Il faut souligner, à ce sujet, la remarquable adaptabilité du secteur ferroviaire, qui a su chercher et accepter dans un temps somme toute court des concepts et modes de pensée nouveaux.
Pour autant, force est de constater que l’acquisition de ces concepts s’est effectuée très rapidement et que l’appropriation de ces éléments n’est pas mûre.

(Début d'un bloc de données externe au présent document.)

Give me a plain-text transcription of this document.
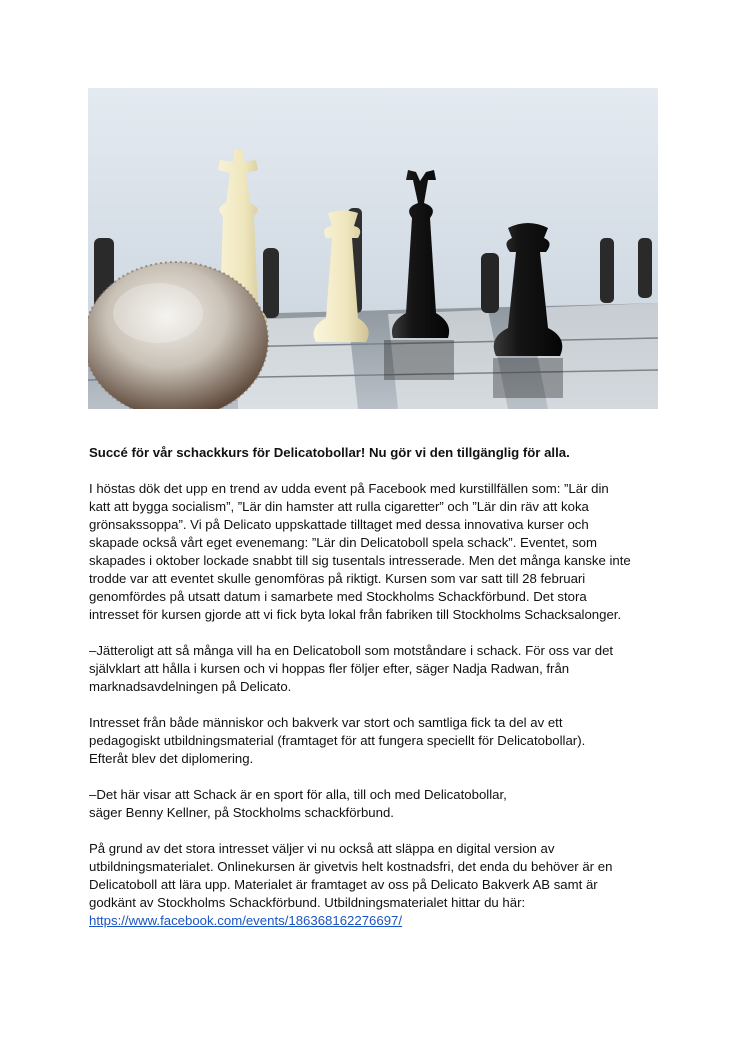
Succé för vår schackkurs för Delicatobollar! Nu gör vi den tillgänglig för alla.

I höstas dök det upp en trend av udda event på Facebook med kurstillfällen som: ”Lär din
katt att bygga socialism”, ”Lär din hamster att rulla cigaretter” och ”Lär din räv att koka
grönsakssoppa”. Vi på Delicato uppskattade tilltaget med dessa innovativa kurser och
skapade också vårt eget evenemang: ”Lär din Delicatoboll spela schack”. Eventet, som
skapades i oktober lockade snabbt till sig tusentals intresserade. Men det många kanske inte
trodde var att eventet skulle genomföras på riktigt. Kursen som var satt till 28 februari
genomfördes på utsatt datum i samarbete med Stockholms Schackförbund. Det stora
intresset för kursen gjorde att vi fick byta lokal från fabriken till Stockholms Schacksalonger.

–Jätteroligt att så många vill ha en Delicatoboll som motståndare i schack. För oss var det
självklart att hålla i kursen och vi hoppas fler följer efter, säger Nadja Radwan, från
marknadsavdelningen på Delicato.

Intresset från både människor och bakverk var stort och samtliga fick ta del av ett
pedagogiskt utbildningsmaterial (framtaget för att fungera speciellt för Delicatobollar).
Efteråt blev det diplomering.

–Det här visar att Schack är en sport för alla, till och med Delicatobollar,
säger Benny Kellner, på Stockholms schackförbund.

På grund av det stora intresset väljer vi nu också att släppa en digital version av
utbildningsmaterialet. Onlinekursen är givetvis helt kostnadsfri, det enda du behöver är en
Delicatoboll att lära upp. Materialet är framtaget av oss på Delicato Bakverk AB samt är
godkänt av Stockholms Schackförbund. Utbildningsmaterialet hittar du här:
https://www.facebook.com/events/186368162276697/
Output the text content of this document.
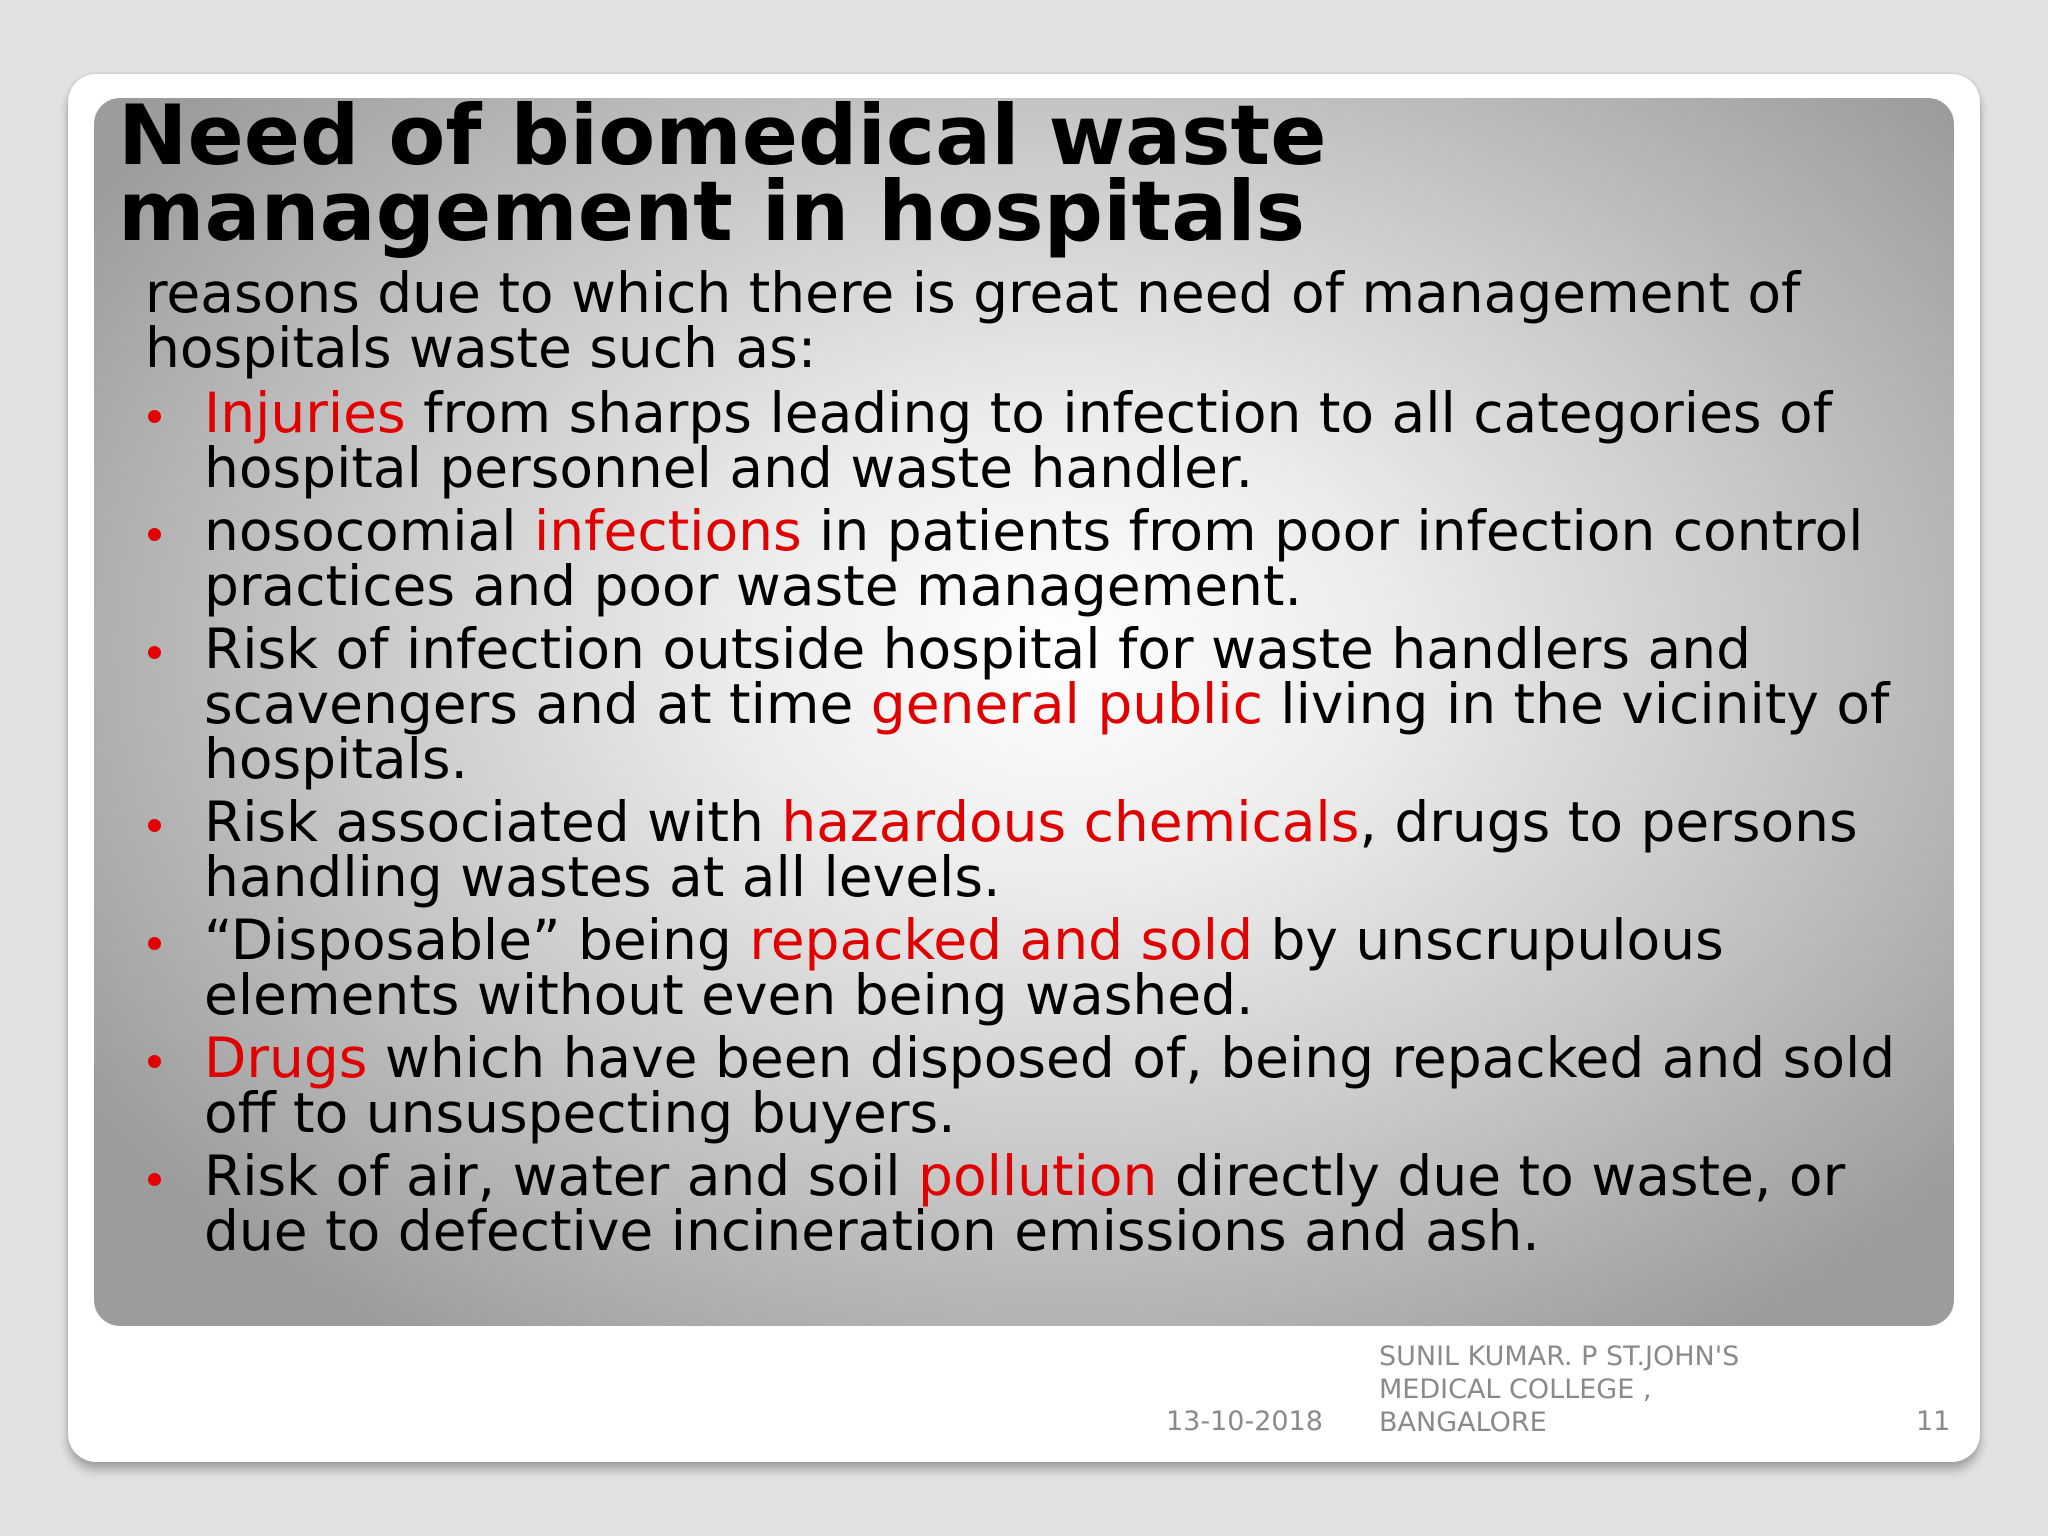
Need of biomedical waste management in hospitals

reasons due to which there is great need of management of hospitals waste such as:

Injuries from sharps leading to infection to all categories of hospital personnel and waste handler.
nosocomial infections in patients from poor infection control practices and poor waste management.
Risk of infection outside hospital for waste handlers and scavengers and at time general public living in the vicinity of hospitals.
Risk associated with hazardous chemicals, drugs to persons handling wastes at all levels.
“Disposable” being repacked and sold by unscrupulous elements without even being washed.
Drugs which have been disposed of, being repacked and sold off to unsuspecting buyers.
Risk of air, water and soil pollution directly due to waste, or due to defective incineration emissions and ash.
13-10-2018
SUNIL KUMAR. P ST.JOHN'S MEDICAL COLLEGE , BANGALORE	11
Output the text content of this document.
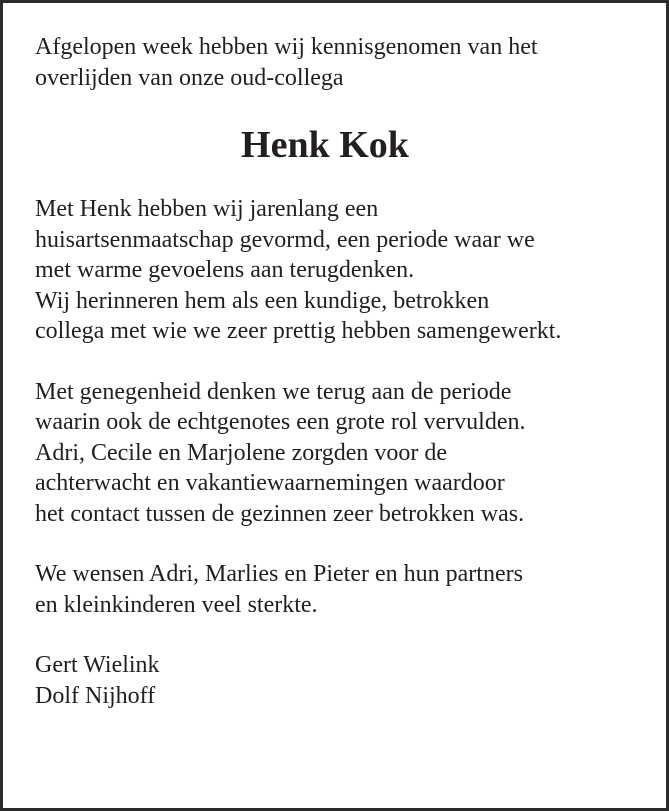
Afgelopen week hebben wij kennisgenomen van het
overlijden van onze oud-collega
Henk Kok
Met Henk hebben wij jarenlang een
huisartsenmaatschap gevormd, een periode waar we
met warme gevoelens aan terugdenken.
Wij herinneren hem als een kundige, betrokken
collega met wie we zeer prettig hebben samengewerkt.
Met genegenheid denken we terug aan de periode
waarin ook de echtgenotes een grote rol vervulden.
Adri, Cecile en Marjolene zorgden voor de
achterwacht en vakantiewaarnemingen waardoor
het contact tussen de gezinnen zeer betrokken was.
We wensen Adri, Marlies en Pieter en hun partners
en kleinkinderen veel sterkte.
Gert Wielink
Dolf Nijhoff
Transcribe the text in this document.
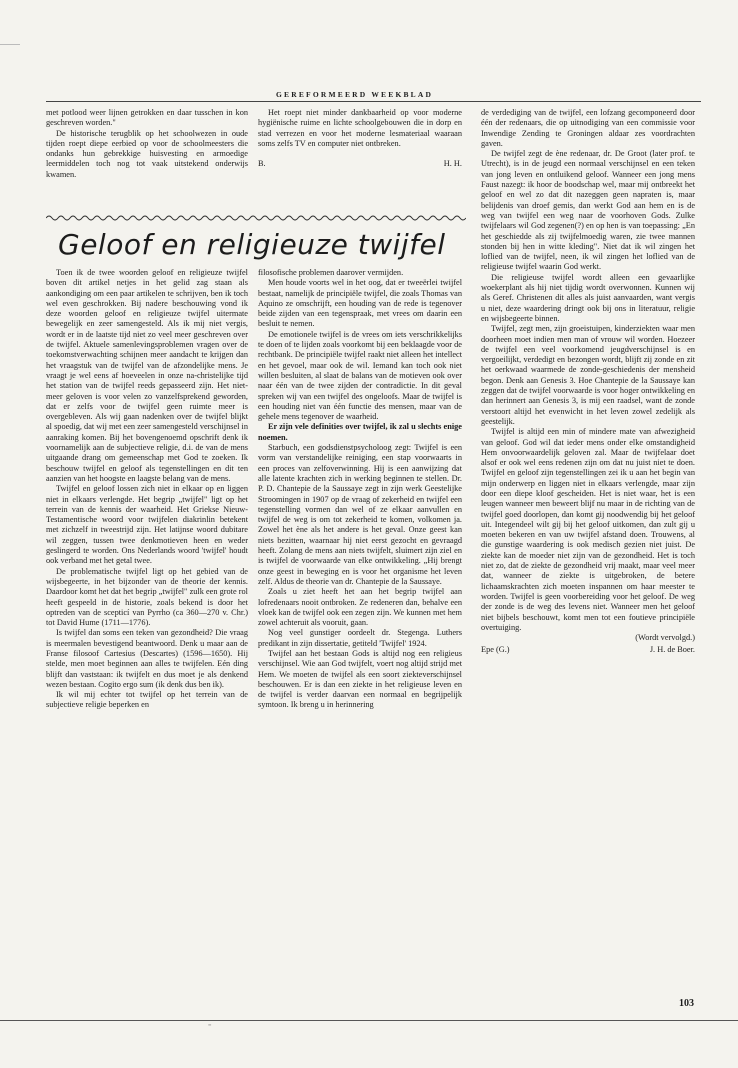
GEREFORMEERD WEEKBLAD

met potlood weer lijnen getrokken en daar tusschen in kon geschreven worden."

De historische terugblik op het schoolwezen in oude tijden roept diepe eerbied op voor de schoolmeesters die ondanks hun gebrekkige huisvesting en armoedige leermiddelen toch nog tot vaak uitstekend onderwijs kwamen.

Het roept niet minder dankbaarheid op voor moderne hygiënische ruime en lichte schoolgebouwen die in dorp en stad verrezen en voor het moderne lesmateriaal waaraan soms zelfs TV en computer niet ontbreken.

B.	H. H.
Geloof en religieuze twijfel

Toen ik de twee woorden geloof en religieuze twijfel boven dit artikel netjes in het gelid zag staan als aankondiging om een paar artikelen te schrijven, ben ik toch wel even geschrokken. Bij nadere beschouwing vond ik deze woorden geloof en religieuze twijfel uitermate bewegelijk en zeer samengesteld. Als ik mij niet vergis, wordt er in de laatste tijd niet zo veel meer geschreven over de twijfel. Aktuele samenlevingsproblemen vragen over de toekomstverwachting schijnen meer aandacht te krijgen dan het vraagstuk van de twijfel van de afzondelijke mens. Je vraagt je wel eens af hoeveelen in onze na-christelijke tijd het station van de twijfel reeds gepasseerd zijn. Het niet-meer geloven is voor velen zo vanzelfsprekend geworden, dat er zelfs voor de twijfel geen ruimte meer is overgebleven. Als wij gaan nadenken over de twijfel blijkt al spoedig, dat wij met een zeer samengesteld verschijnsel in aanraking komen. Bij het bovengenoemd opschrift denk ik voornamelijk aan de subjectieve religie, d.i. de van de mens uitgaande drang om gemeenschap met God te zoeken. Ik beschouw twijfel en geloof als tegenstellingen en dit ten aanzien van het hoogste en laagste belang van de mens.

Twijfel en geloof lossen zich niet in elkaar op en liggen niet in elkaars verlengde. Het begrip „twijfel" ligt op het terrein van de kennis der waarheid. Het Griekse Nieuw-Testamentische woord voor twijfelen diakrinlin betekent met zichzelf in tweestrijd zijn. Het latijnse woord dubitare wil zeggen, tussen twee denkmotieven heen en weder geslingerd te worden. Ons Nederlands woord 'twijfel' houdt ook verband met het getal twee.

De problematische twijfel ligt op het gebied van de wijsbegeerte, in het bijzonder van de theorie der kennis. Daardoor komt het dat het begrip „twijfel" zulk een grote rol heeft gespeeld in de historie, zoals bekend is door het optreden van de scepticí van Pyrrho (ca 360—270 v. Chr.) tot David Hume (1711—1776).

Is twijfel dan soms een teken van gezondheid? Die vraag is meermalen bevestigend beantwoord. Denk u maar aan de Franse filosoof Cartesius (Descartes) (1596—1650). Hij stelde, men moet beginnen aan alles te twijfelen. Eén ding blijft dan vaststaan: ik twijfelt en dus moet je als denkend wezen bestaan. Cogito ergo sum (ik denk dus ben ik).

Ik wil mij echter tot twijfel op het terrein van de subjectieve religie beperken en

filosofische problemen daarover vermijden.

Men houde voorts wel in het oog, dat er tweeërlei twijfel bestaat, namelijk de principiële twijfel, die zoals Thomas van Aquino ze omschrijft, een houding van de rede is tegenover beide zijden van een tegenspraak, met vrees om daarin een besluit te nemen.

De emotionele twijfel is de vrees om iets verschrikkelijks te doen of te lijden zoals voorkomt bij een beklaagde voor de rechtbank. De principiële twijfel raakt niet alleen het intellect en het gevoel, maar ook de wil. Iemand kan toch ook niet willen besluiten, al slaat de balans van de motieven ook over naar één van de twee zijden der contradictie. In dit geval spreken wij van een twijfel des ongeloofs. Maar de twijfel is een houding niet van één functie des mensen, maar van de gehele mens tegenover de waarheid.

Er zijn vele definities over twijfel, ik zal u slechts enige noemen.

Starbuch, een godsdienstpsycholoog zegt: Twijfel is een vorm van verstandelijke reiniging, een stap voorwaarts in een proces van zelfoverwinning. Hij is een aanwijzing dat alle latente krachten zich in werking beginnen te stellen. Dr. P. D. Chantepie de la Saussaye zegt in zijn werk Geestelijke Stroomingen in 1907 op de vraag of zekerheid en twijfel een tegenstelling vormen dan wel of ze elkaar aanvullen en twijfel de weg is om tot zekerheid te komen, volkomen ja. Zowel het ène als het andere is het geval. Onze geest kan niets bezitten, waarnaar hij niet eerst gezocht en gevraagd heeft. Zolang de mens aan niets twijfelt, sluimert zijn ziel en is twijfel de voorwaarde van elke ontwikkeling. „Hij brengt onze geest in beweging en is voor het organisme het leven zelf. Aldus de theorie van dr. Chantepie de la Saussaye.

Zoals u ziet heeft het aan het begrip twijfel aan lofredenaars nooit ontbroken. Ze redeneren dan, behalve een vloek kan de twijfel ook een zegen zijn. We kunnen met hem zowel achteruit als vooruit, gaan.

Nog veel gunstiger oordeelt dr. Stegenga. Luthers predikant in zijn dissertatie, getiteld 'Twijfel' 1924.

Twijfel aan het bestaan Gods is altijd nog een religieus verschijnsel. Wie aan God twijfelt, voert nog altijd strijd met Hem. We moeten de twijfel als een soort ziekteverschijnsel beschouwen. Er is dan een ziekte in het religieuse leven en de twijfel is verder daarvan een normaal en begrijpelijk symtoon. Ik breng u in herinnering

de verdediging van de twijfel, een lofzang gecomponeerd door één der redenaars, die op uitnodiging van een commissie voor Inwendige Zending te Groningen aldaar zes voordrachten gaven.

De twijfel zegt de ène redenaar, dr. De Groot (later prof. te Utrecht), is in de jeugd een normaal verschijnsel en een teken van jong leven en ontluikend geloof. Wanneer een jong mens Faust nazegt: ik hoor de boodschap wel, maar mij ontbreekt het geloof en wel zo dat dit nazeggen geen napraten is, maar belijdenis van droef gemis, dan werkt God aan hem en is de weg van twijfel een weg naar de voorhoven Gods. Zulke twijfelaars wil God zegenen(?) en op hen is van toepassing: „En het geschiedde als zij twijfelmoedig waren, zie twee mannen stonden bij hen in witte kleding". Niet dat ik wil zingen het loflied van de twijfel, neen, ik wil zingen het loflied van de religieuse twijfel waarin God werkt.

Die religieuse twijfel wordt alleen een gevaarlijke woekerplant als hij niet tijdig wordt overwonnen. Kunnen wij als Geref. Christenen dit alles als juist aanvaarden, want vergis u niet, deze waardering dringt ook bij ons in literatuur, religie en wijsbegeerte binnen.

Twijfel, zegt men, zijn groeistuipen, kinderziekten waar men doorheen moet indien men man of vrouw wil worden. Hoezeer de twijfel een veel voorkomend jeugdverschijnsel is en vergoeilijkt, verdedigt en bezongen wordt, blijft zij zonde en zit het oerkwaad waarmede de zonde-geschiedenis der mensheid begon. Denk aan Genesis 3. Hoe Chantepie de la Saussaye kan zeggen dat de twijfel voorwaarde is voor hoger ontwikkeling en dan herinnert aan Genesis 3, is mij een raadsel, want de zonde verstoort altijd het evenwicht in het leven zowel zedelijk als geestelijk.

Twijfel is altijd een min of mindere mate van afwezigheid van geloof. God wil dat ieder mens onder elke omstandigheid Hem onvoorwaardelijk geloven zal. Maar de twijfelaar doet alsof er ook wel eens redenen zijn om dat nu juist niet te doen. Twijfel en geloof zijn tegenstellingen zei ik u aan het begin van mijn onderwerp en liggen niet in elkaars verlengde, maar zijn door een diepe kloof gescheiden. Het is niet waar, het is een leugen wanneer men beweert blijf nu maar in de richting van de twijfel goed doorlopen, dan komt gij noodwendig bij het geloof uit. Integendeel wilt gij bij het geloof uitkomen, dan zult gij u moeten bekeren en van uw twijfel afstand doen. Trouwens, al die gunstige waardering is ook medisch gezien niet juist. De ziekte kan de moeder niet zijn van de gezondheid. Het is toch niet zo, dat de ziekte de gezondheid vrij maakt, maar veel meer dat, wanneer de ziekte is uitgebroken, de betere lichaamskrachten zich moeten inspannen om haar meester te worden. Twijfel is geen voorbereiding voor het geloof. De weg der zonde is de weg des levens niet. Wanneer men het geloof niet bijbels beschouwt, komt men tot een foutieve principiële overtuiging.

(Wordt vervolgd.)
Epe (G.)	J. H. de Boer.
103
=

Un travail important reste également à faire dans le domaine du retour d’expérience et du partage des informations ou données de sécurité, pour faire bénéficier l’ensemble du secteur, et notamment les petites structures, d’analyse des risques principaux.
Des compétences rares
Cette difficulté se double pour les nouveaux acteurs (par exemple les PPP précités, ou encore près de trente sociétés exploitantes de fret ferroviaire, de tailles variées) au problème du transfert des compétences techniques présentes à l’origine uniquement chez l’opérateur historique.
En France, le sujet majeur est la mise en place de la réforme ferroviaire du groupe SNCF
Cette question de la rareté des compétences en dehors des opérateurs historiques, conjuguée avec l’insuffisance d’une réglementation communément admise qui pourrait servir de référence pour la ou les autorités chargées d’instruire des autorisations, a conduit l’Europe à construire un système assez complexe qui fait largement appel à des entités (qualifiées, d’évaluation, notifiées, ou encore désignées, suivant les règlements) qui sont, ou non, accréditées suivant des référentiels de normalisation et par des organismes de normalisation déclarés.
Enfin, un projet de quatrième paquet ferroviaire transfère à l’ERA, dans un délai de cinq ans, une partie des compétences des États dans des conditions qui ne sont pas stables et ne constituent qu’une étape dans un processus plus long.
Améliorer et consolider le système français
En France, le sujet majeur dans les deux ou trois années à venir est la mise en place, puis la consolidation, de la réforme ferroviaire du groupe SNCF, qui voit les responsabilités de sécurité du gestionnaire de réseau (SNCF Réseaux) et de l’entreprise ferroviaire (SNCF Mobilités), séparées et clarifiées.
“ Le secteur ferroviaire a su chercher et accepter des modes de pensée nouveaux ”
Il y a là un vaste chantier qui correspond à une exigence forte d’amélioration de la sécurité ferroviaire pour faire que notre pays non seulement améliore son rang dans le peloton de tête des pays européens (des indicateurs européens le placent en 6e position), mais aussi y trouve l’occasion d’une modernisation.
L’opérateur historique sera également confronté, dans les années à venir, à la concurrence dans le domaine des voyageurs, et le paysage français se transformera ainsi progressivement avec un équilibrage des risques, des compétences et des responsabilités en matière de sécurité ferroviaire.
Le développement de systèmes techniques (notamment du système européen de signalisation ERTMS qui est un objectif dans lequel la France devra continuer à s’impliquer), ou de matériaux nouveaux (par exemple l’utilisation de matériaux composites), est un enjeu international et européen, il fait appel à de nouvelles questions en matière de sécurité et d’analyse des risques, et dans ce domaine les entreprises françaises et les autorités nationales de sécurité ont des sujets de recherche et de réflexions pour peser sur les évolutions futures.